Tuesday, 14 August 2007

Hide In Practice I

"I scout ahead, keeping to the shadows as best I can in case anything is watching."

In this instance the Rogue is potentially unaware of any observers and must use cover and concealment/shadows as best she can. Ironically, the best route through a large room might well be straight through the middle, out of range of the torch sconces on the wall. In the interests of speedy play, it might be tempting to assume that the Rogue will have the expertise to minimize her chances of being spotted even if the player does not... but the player in question will have to trust the DM when it comes to potentially falling foul of concealed ambushes or traps, because it'll be the DM that ultimately decides what route she took in this instance.

You could describe the room and have her plot a simple route ("I stay towards the center, moving through the overturned pews..."), or get a routine from the Rogue beforehand ("In general I will stay as close to the left of the room as possible, but out of bright light..."), or you may be prepared to plot a battlemat for every room with light-source overlays (not as daunting as it sounds, especially in compact dungeons where every room is designed as a challenge).

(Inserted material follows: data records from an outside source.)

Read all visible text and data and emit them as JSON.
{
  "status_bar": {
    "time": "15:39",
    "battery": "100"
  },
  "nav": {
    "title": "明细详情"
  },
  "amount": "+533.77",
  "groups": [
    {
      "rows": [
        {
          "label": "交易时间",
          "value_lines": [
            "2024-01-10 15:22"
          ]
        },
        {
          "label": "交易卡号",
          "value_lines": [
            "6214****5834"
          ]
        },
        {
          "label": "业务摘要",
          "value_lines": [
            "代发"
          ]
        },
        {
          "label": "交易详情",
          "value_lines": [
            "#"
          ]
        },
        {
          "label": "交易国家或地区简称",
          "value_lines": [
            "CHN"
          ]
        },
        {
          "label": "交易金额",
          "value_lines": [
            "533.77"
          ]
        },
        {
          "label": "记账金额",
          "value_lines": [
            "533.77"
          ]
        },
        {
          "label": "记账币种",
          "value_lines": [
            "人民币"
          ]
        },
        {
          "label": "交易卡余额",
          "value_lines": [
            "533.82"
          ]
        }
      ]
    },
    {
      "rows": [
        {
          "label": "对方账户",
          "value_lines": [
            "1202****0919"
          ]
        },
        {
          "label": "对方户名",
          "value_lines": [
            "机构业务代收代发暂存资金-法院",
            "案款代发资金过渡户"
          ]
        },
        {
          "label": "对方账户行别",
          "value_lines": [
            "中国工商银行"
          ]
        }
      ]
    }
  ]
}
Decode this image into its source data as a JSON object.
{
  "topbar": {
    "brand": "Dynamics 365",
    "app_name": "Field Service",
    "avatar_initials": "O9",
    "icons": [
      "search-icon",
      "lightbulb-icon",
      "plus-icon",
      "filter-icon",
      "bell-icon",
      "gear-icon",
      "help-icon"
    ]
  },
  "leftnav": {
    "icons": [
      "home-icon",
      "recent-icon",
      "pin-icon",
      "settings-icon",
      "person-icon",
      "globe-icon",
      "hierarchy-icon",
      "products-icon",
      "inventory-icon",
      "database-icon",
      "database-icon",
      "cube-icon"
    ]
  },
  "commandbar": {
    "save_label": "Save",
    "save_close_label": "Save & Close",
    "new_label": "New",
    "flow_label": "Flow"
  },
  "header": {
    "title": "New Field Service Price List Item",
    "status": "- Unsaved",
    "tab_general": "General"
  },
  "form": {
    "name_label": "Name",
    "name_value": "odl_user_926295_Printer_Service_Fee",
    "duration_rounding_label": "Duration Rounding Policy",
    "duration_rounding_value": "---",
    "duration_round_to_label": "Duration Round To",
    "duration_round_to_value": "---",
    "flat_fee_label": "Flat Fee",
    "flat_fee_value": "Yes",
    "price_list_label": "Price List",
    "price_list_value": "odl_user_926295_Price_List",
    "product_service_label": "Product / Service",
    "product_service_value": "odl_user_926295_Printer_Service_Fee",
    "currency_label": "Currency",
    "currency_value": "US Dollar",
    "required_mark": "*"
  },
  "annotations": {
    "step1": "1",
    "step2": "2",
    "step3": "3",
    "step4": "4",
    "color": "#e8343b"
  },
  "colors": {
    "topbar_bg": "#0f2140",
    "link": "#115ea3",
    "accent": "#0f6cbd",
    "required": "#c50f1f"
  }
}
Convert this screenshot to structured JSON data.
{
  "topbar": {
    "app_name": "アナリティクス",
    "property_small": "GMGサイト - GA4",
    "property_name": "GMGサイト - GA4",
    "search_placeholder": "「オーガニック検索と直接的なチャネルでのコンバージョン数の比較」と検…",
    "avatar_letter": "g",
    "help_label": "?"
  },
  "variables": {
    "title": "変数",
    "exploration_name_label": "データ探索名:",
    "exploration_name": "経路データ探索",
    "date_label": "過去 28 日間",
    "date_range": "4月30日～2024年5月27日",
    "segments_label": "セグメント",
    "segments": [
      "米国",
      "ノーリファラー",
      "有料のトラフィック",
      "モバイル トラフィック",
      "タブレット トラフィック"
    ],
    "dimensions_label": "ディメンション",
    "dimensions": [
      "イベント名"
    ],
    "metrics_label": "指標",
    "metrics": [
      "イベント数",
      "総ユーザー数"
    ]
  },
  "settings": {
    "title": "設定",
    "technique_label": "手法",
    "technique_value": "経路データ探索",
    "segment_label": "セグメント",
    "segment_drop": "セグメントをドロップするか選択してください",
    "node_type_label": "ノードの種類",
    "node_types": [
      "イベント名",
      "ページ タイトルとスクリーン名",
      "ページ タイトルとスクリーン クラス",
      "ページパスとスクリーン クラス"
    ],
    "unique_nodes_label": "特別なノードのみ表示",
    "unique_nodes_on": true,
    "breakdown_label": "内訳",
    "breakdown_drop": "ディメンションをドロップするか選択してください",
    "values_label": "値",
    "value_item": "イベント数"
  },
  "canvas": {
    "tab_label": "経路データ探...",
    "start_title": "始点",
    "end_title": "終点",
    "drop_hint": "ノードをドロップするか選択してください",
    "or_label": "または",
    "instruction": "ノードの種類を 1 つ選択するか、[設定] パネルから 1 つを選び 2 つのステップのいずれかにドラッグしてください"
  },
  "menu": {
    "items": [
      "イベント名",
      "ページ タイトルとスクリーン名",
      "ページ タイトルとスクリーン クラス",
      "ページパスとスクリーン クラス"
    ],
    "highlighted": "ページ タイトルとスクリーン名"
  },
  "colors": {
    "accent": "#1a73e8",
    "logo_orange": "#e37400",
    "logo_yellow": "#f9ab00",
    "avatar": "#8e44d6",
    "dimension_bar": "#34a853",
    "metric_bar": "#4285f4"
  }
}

All of these will slow down play to some extent but the potential result is to get the Rogue thinking strategically about her movement, ideally without bogging the game down too much. You may suddenly find you're encouraging real tactical thinking from those gamers who've played Thief or Splinter Cell ("My wizard friend uses mage hand on this flask of water to extinguish the torches on the eastern wall...").

Things would be easy if the Rogue could point at a villain and say "I'm hiding from him..." but in this case she's moving stealthily to avoid being seen by someone she doesn't know but assumes might be there. When the time comes for something to actually Spot her, decisions will need to be made both on how many Spot checks the observer receives, and the relative location of the Rogue each time. Now you could use Spot's '-1 per 10 feet' rule to calculate Spot distances I suppose, but the simplest solution is just to get the Rogue to roll a Hide check for each 'round' that she needs to spend to get across the gap (even though, out of combat, rounds don't technically exist). If you wanted things even simpler, you could just ask for one roll to cover it all, but then the Rogue is no more likely to be seen crossing 100 feet as she is crossing 20 feet, and that's just not cricket.

2 comments:

guylambourn said...

Garrett!

Every rogue I have ever played has been built, a la Garrett. Sneaking past or knocking out the guards and generally robbing the bad guy blind before he even knows my character has been there. Who wants to kill people when you can just totally piss of the bad guys? Even better when they dont know you did it!

Wedge said...

How well does the game support this mode of play though? Posting on that subject soon.